Une autre nouvelle avait pour sujet une certaine dame, belle depuis le fond de l’âme jusqu’au bout des ongles (la biographie se manifeste parfois là où on ne l’attend pas), une dame donc, que la machine attribuait à celui à qui précisément elle avait donné son cœur ; mais le problème, c’était que lui, comprenez-vous, n’en savait rien et n’en pourrait jamais rien savoir. Il y avait dans ce texte beaucoup de ratures et de pâtés d’encre, si bien que je ne me hasarderai pas à l’analyser en détail.
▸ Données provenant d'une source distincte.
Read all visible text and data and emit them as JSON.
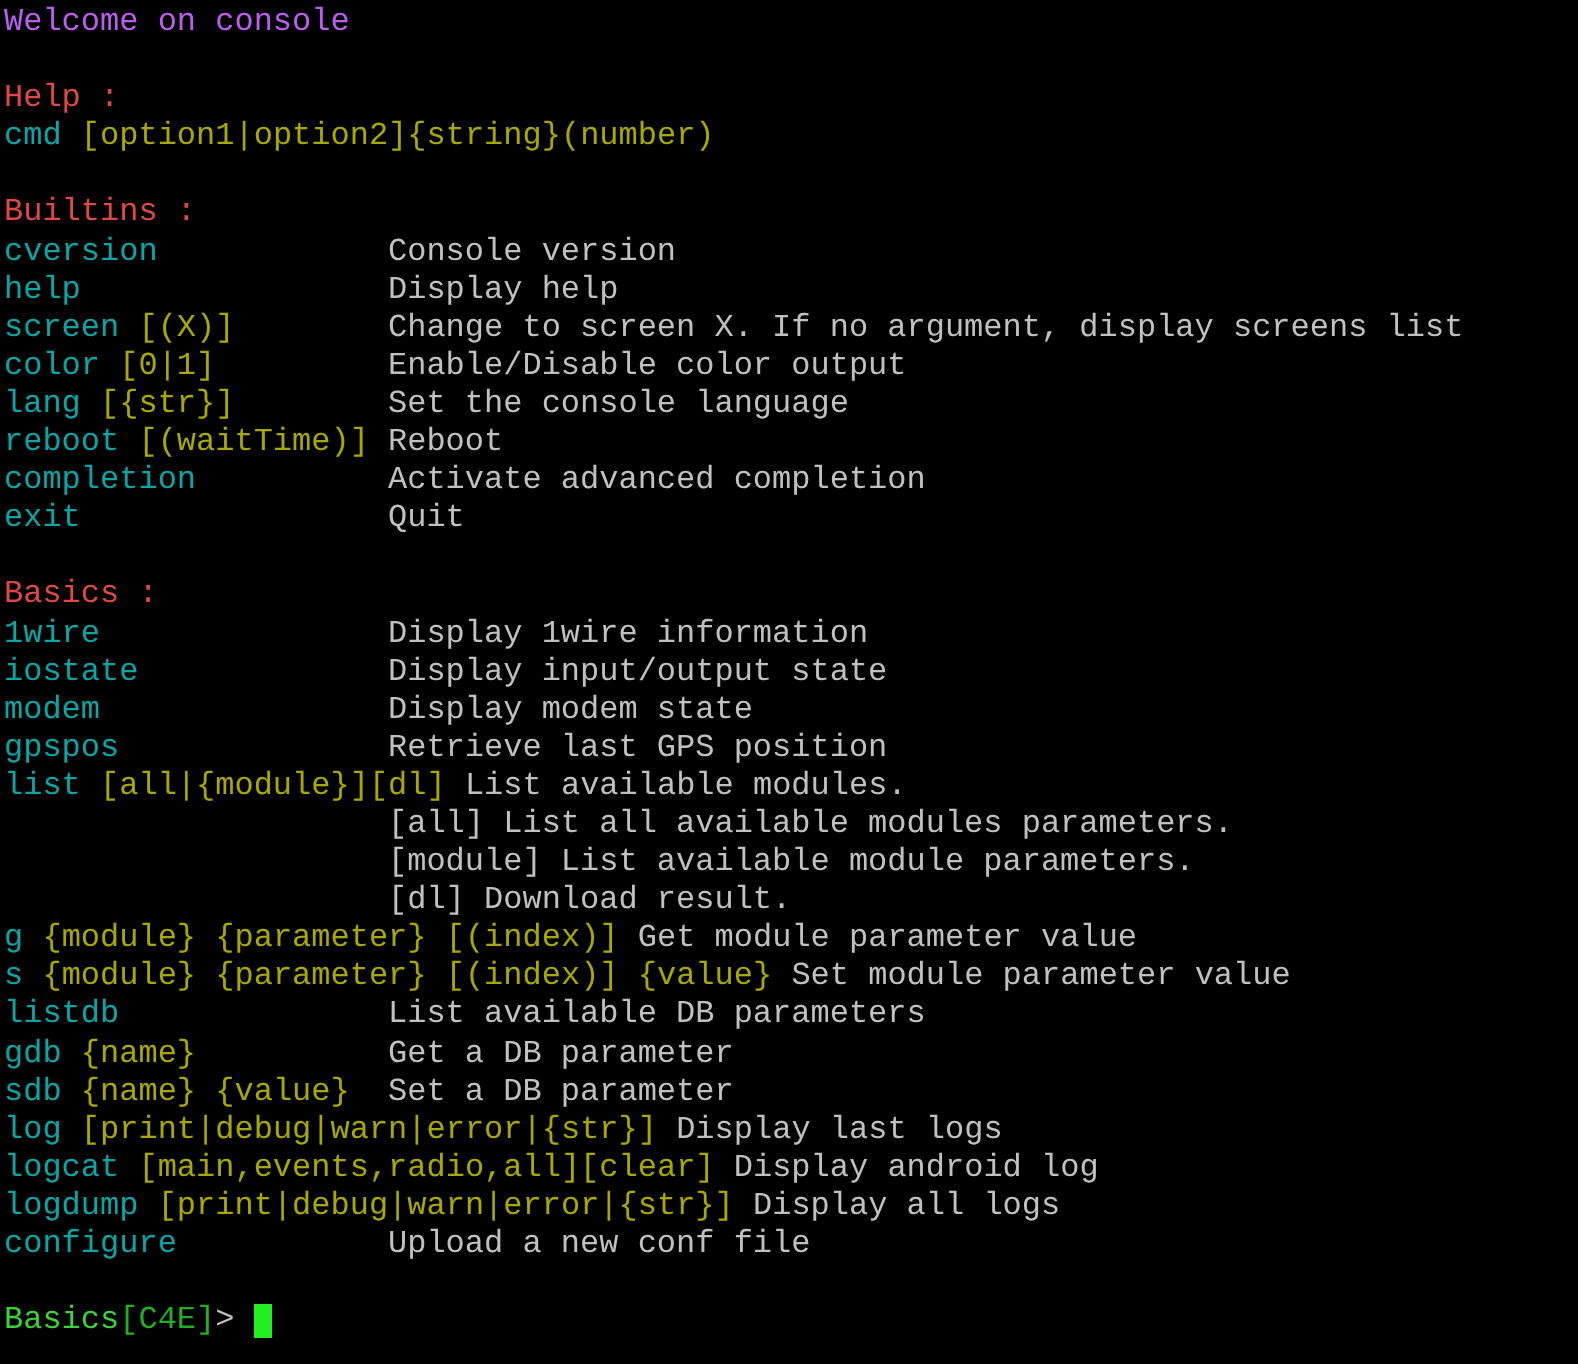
{
  "lines": [
    {
      "kind": "banner",
      "text": "Welcome on console"
    },
    {
      "kind": "gap"
    },
    {
      "kind": "heading",
      "text": "Help :"
    },
    {
      "kind": "entry",
      "command": "cmd",
      "args": "[option1|option2]{string}(number)"
    },
    {
      "kind": "gap"
    },
    {
      "kind": "heading",
      "text": "Builtins :"
    },
    {
      "kind": "entry",
      "command": "cversion",
      "description": "Console version",
      "aligned": true
    },
    {
      "kind": "entry",
      "command": "help",
      "description": "Display help",
      "aligned": true
    },
    {
      "kind": "entry",
      "command": "screen",
      "args": "[(X)]",
      "description": "Change to screen X. If no argument, display screens list",
      "aligned": true
    },
    {
      "kind": "entry",
      "command": "color",
      "args": "[0|1]",
      "description": "Enable/Disable color output",
      "aligned": true
    },
    {
      "kind": "entry",
      "command": "lang",
      "args": "[{str}]",
      "description": "Set the console language",
      "aligned": true
    },
    {
      "kind": "entry",
      "command": "reboot",
      "args": "[(waitTime)]",
      "description": "Reboot",
      "aligned": true
    },
    {
      "kind": "entry",
      "command": "completion",
      "description": "Activate advanced completion",
      "aligned": true
    },
    {
      "kind": "entry",
      "command": "exit",
      "description": "Quit",
      "aligned": true
    },
    {
      "kind": "gap"
    },
    {
      "kind": "heading",
      "text": "Basics :"
    },
    {
      "kind": "entry",
      "command": "1wire",
      "description": "Display 1wire information",
      "aligned": true
    },
    {
      "kind": "entry",
      "command": "iostate",
      "description": "Display input/output state",
      "aligned": true
    },
    {
      "kind": "entry",
      "command": "modem",
      "description": "Display modem state",
      "aligned": true
    },
    {
      "kind": "entry",
      "command": "gpspos",
      "description": "Retrieve last GPS position",
      "aligned": true
    },
    {
      "kind": "entry",
      "command": "list",
      "args": "[all|{module}][dl]",
      "description": "List available modules.",
      "aligned": false
    },
    {
      "kind": "continuation",
      "text": "[all] List all available modules parameters."
    },
    {
      "kind": "continuation",
      "text": "[module] List available module parameters."
    },
    {
      "kind": "continuation",
      "text": "[dl] Download result."
    },
    {
      "kind": "entry",
      "command": "g",
      "args": "{module} {parameter} [(index)]",
      "description": "Get module parameter value",
      "aligned": false
    },
    {
      "kind": "entry",
      "command": "s",
      "args": "{module} {parameter} [(index)] {value}",
      "description": "Set module parameter value",
      "aligned": false
    },
    {
      "kind": "entry",
      "command": "listdb",
      "description": "List available DB parameters",
      "aligned": true
    },
    {
      "kind": "entry",
      "command": "gdb",
      "args": "{name}",
      "description": "Get a DB parameter",
      "aligned": true
    },
    {
      "kind": "entry",
      "command": "sdb",
      "args": "{name} {value}",
      "description": "Set a DB parameter",
      "aligned": true
    },
    {
      "kind": "entry",
      "command": "log",
      "args": "[print|debug|warn|error|{str}]",
      "description": "Display last logs",
      "aligned": false
    },
    {
      "kind": "entry",
      "command": "logcat",
      "args": "[main,events,radio,all][clear]",
      "description": "Display android log",
      "aligned": false
    },
    {
      "kind": "entry",
      "command": "logdump",
      "args": "[print|debug|warn|error|{str}]",
      "description": "Display all logs",
      "aligned": false
    },
    {
      "kind": "entry",
      "command": "configure",
      "description": "Upload a new conf file",
      "aligned": true
    },
    {
      "kind": "gap"
    }
  ],
  "prompt": {
    "mode": "Basics",
    "device": "[C4E]",
    "symbol": ">"
  }
}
Et enfin, le « talent prometteur » de notre auteur s’était exercé sur le thème d’une vie, happée simultanément par l’existence et par la machine ; l’histoire d’un enfant qui grandit, se mue en adolescent, et lorsque sa conscience s’éveille, il est déjà inclus dans l’ex. Pour cet être-là, le monde n’existe pas en dehors de l’ex ; l’ex est pour lui transcendantal, et en même temps ses propres actes lui apparaissent comme extérieurs, comme le sont pour nous les objets et les corps du monde environnant ; l’enfant perçoit son propre corps décalé par rapport à sa conscience et nullement relié à celle-ci. Bref, le fonctionnement de la machine qui conditionne tout ce qui s’accomplit objectivement lui apparaît comme une troisième catégorie kantienne de la perception, ayant les mêmes droits que celles du temps et de l’espace. La pensée exoïdienne de cet être qui ignore la possibilité du passage de la volonté à l’acte, de l’idée à la réalisation, le conduit naturellement à reconnaître l’existence du monde de l’idée et du vouloir en soi, c’est-à-dire à un spiritualisme exacerbé. Et pourtant, Pass amène pas à pas son héros à rompre le cercle, il lui fait chercher et trouver un ex échappant à la logique exienne. À cette fin, l’auteur – ainsi qu’il l’avait ébauché dans son récit précédent – utilise une coïncidence fortuite (et d’ailleurs rarissime, mais qu’importe) entre le désir, qui naît à l’intérieur de l’âme, et l’acte, suscité du dehors, par l’ex. L’observation de ces moments d’harmonie privilégiés incite l’exon à rêver un univers différent, concevable, dans lequel ces exceptions deviennent la règle et… je m’en tiens là, parce que Pass lui non plus, n’était pas allé plus loin : un télégramme de Zes réclamait sa venue immédiate.